Nov 22

By Kirsten Phillips (Niigata-ken, 2007-08) (from the Fall 2008 JETAA NY Quarterly Newsletter)

I had frequented many an urban Japanese supermarket in my college days, but a megastore like Mitsuwa always meant something special. Mostly because it required bus fare, a map, and a ranger with a sword to reach the distant shores of Edgewater, New Jersey. Crossing state lines just for konnyaku? A mad quest, indeed.

But if you want something bad enough, you’ll go the distance.

I can definitely say that it’s really not as complicated to reach Mitsuwa in New Jersey as some New Yorkers may think. There is a regular and convenient bus service that leaves from Port Authority directly to and from Mitsuwa. But, why bother hitting up Mitsuwa if you can get Japanese goods at Sunrise or Katagiri? Well, just for the sheer variety and size. Going to Mitsuwa is definitely a fun and less-cramped experience than going to the more local NY spots.

Besides, Mitsuwa offers a lot more than just quality yam starch jelly. It is the experience that makes me cough up the change and head on over. As well as an impressively-stocked supermarket, Mitsuwa also offers an authentic shokudo/kissaten cafe experience serving quickly made and reasonably priced Japanese dishes. Everything from tonkatsu to Japanese-style pasta is served in the often-crowded food court. There is also a delicious bakery for those who long for freshly baked an pan and miss eating toast as big and fluffy as a pillow. There’s even a small stall devoted to sweet festival treats such as tai-yaki and oban-yaki.

Of course, this wouldn’t be an authentic Japanese shopping experience without glass cases of omiyage, featuring seasonal delicacies from around Japan. I had forgotten how much I had missed seeing the shifting colors and textures of artfully-arranged Japanese sweets with the passing of each season.

Merely introducing a newcomer to authentic Japanese food can be done without a major trip if you live in New York. But walking into Mitsuwa is like giving a family or friend a slice of the life that you, the ex-JET, once cherished. (Except the food doesn’t sing at you on a recorded loop and no one is constantly yelling “irrashaimase!” every ten seconds. This is still Jersey, after all.)

“This place is huge!” My sister commented, “Isn’t Japan small? How can they have so much food?”

Japan is a country of wondrous variety and there is no better place to appreciate that than Mitsuwa. I was amazed at how much fresh and imported produce lined the shelves; products I had grown accustomed to buying at my own local depato. I squealed with delight at the rows of homemade rice balls, burdock root salad, and the lusciously sinful daigaku sweet potato. For me, it was like coming home again, clutching packets of tarako spaghetti sauce with a nostalgic sniffle.
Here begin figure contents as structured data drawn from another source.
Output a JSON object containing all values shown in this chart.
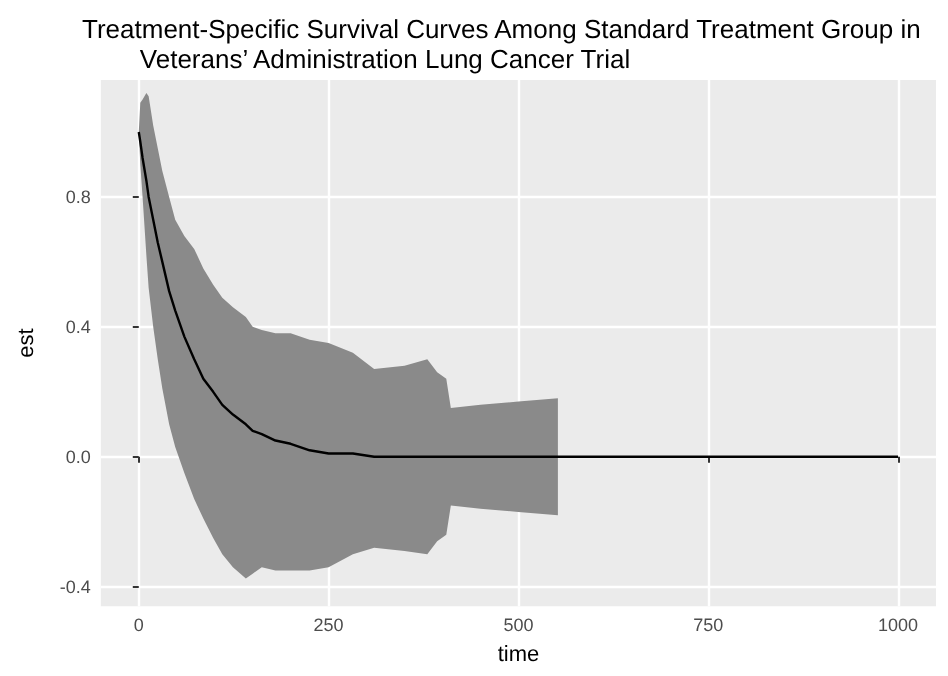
{
  "chart_data": {
    "type": "line",
    "title": "Treatment-Specific Survival Curves Among Standard Treatment Group in\n        Veterans’ Administration Lung Cancer Trial",
    "xlabel": "time",
    "ylabel": "est",
    "xlim": [
      -50,
      1050
    ],
    "xticks": [
      0,
      250,
      500,
      750,
      1000
    ],
    "ylim": [
      -0.46,
      1.16
    ],
    "yticks": [
      -0.4,
      {
        "value": 0,
        "label": "0.0"
      },
      0.4,
      0.8
    ],
    "grid": true,
    "marker": "none",
    "line_style": "solid",
    "series": [
      {
        "color": "#000000",
        "x": [
          0,
          2,
          5,
          10,
          13,
          19,
          25,
          31,
          40,
          48,
          60,
          73,
          85,
          98,
          110,
          124,
          141,
          150,
          162,
          180,
          200,
          225,
          250,
          282,
          310,
          350,
          380,
          393,
          405,
          411,
          450,
          500,
          552,
          600,
          700,
          800,
          900,
          1000
        ],
        "values": [
          1.0,
          0.97,
          0.92,
          0.85,
          0.8,
          0.73,
          0.66,
          0.6,
          0.51,
          0.45,
          0.37,
          0.3,
          0.24,
          0.2,
          0.16,
          0.13,
          0.1,
          0.08,
          0.07,
          0.05,
          0.04,
          0.02,
          0.01,
          0.01,
          0,
          0,
          0,
          0,
          0,
          0,
          0,
          0,
          0,
          0,
          0,
          0,
          0,
          0
        ],
        "upper": [
          1.0,
          1.09,
          1.1,
          1.12,
          1.11,
          1.02,
          0.95,
          0.88,
          0.8,
          0.73,
          0.68,
          0.64,
          0.58,
          0.53,
          0.49,
          0.46,
          0.43,
          0.4,
          0.39,
          0.38,
          0.38,
          0.36,
          0.35,
          0.32,
          0.27,
          0.28,
          0.3,
          0.26,
          0.24,
          0.15,
          0.16,
          0.17,
          0.18,
          null,
          null,
          null,
          null,
          null
        ],
        "lower": [
          1.0,
          0.9,
          0.8,
          0.62,
          0.52,
          0.4,
          0.3,
          0.21,
          0.1,
          0.03,
          -0.05,
          -0.13,
          -0.19,
          -0.25,
          -0.3,
          -0.34,
          -0.375,
          -0.36,
          -0.34,
          -0.35,
          -0.35,
          -0.35,
          -0.34,
          -0.3,
          -0.28,
          -0.29,
          -0.3,
          -0.26,
          -0.24,
          -0.15,
          -0.16,
          -0.17,
          -0.18,
          null,
          null,
          null,
          null,
          null
        ]
      }
    ]
  }
}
For my sister and her roommate, they described it as a fun albeit a tad pricey adventure.

There is one aspect of Mistuwa that isn’t nostalgic–the prices. You may raise an eyebrow at the cost of your favorite brand of bath powder or bottled tea compared with what you used to pay back in Japan. Again, if you want it bad enough, you’ll pay for it. Besides, it’s not a crime to let emotional attachment or one’s tastebuds sway reason every now and again.

“I don’t care how much it is!” I cried, seizing a bag of Burboun’s mini choco an-pans, my favorite late night JR vending machine snack. “This stuff is crack cocaine!”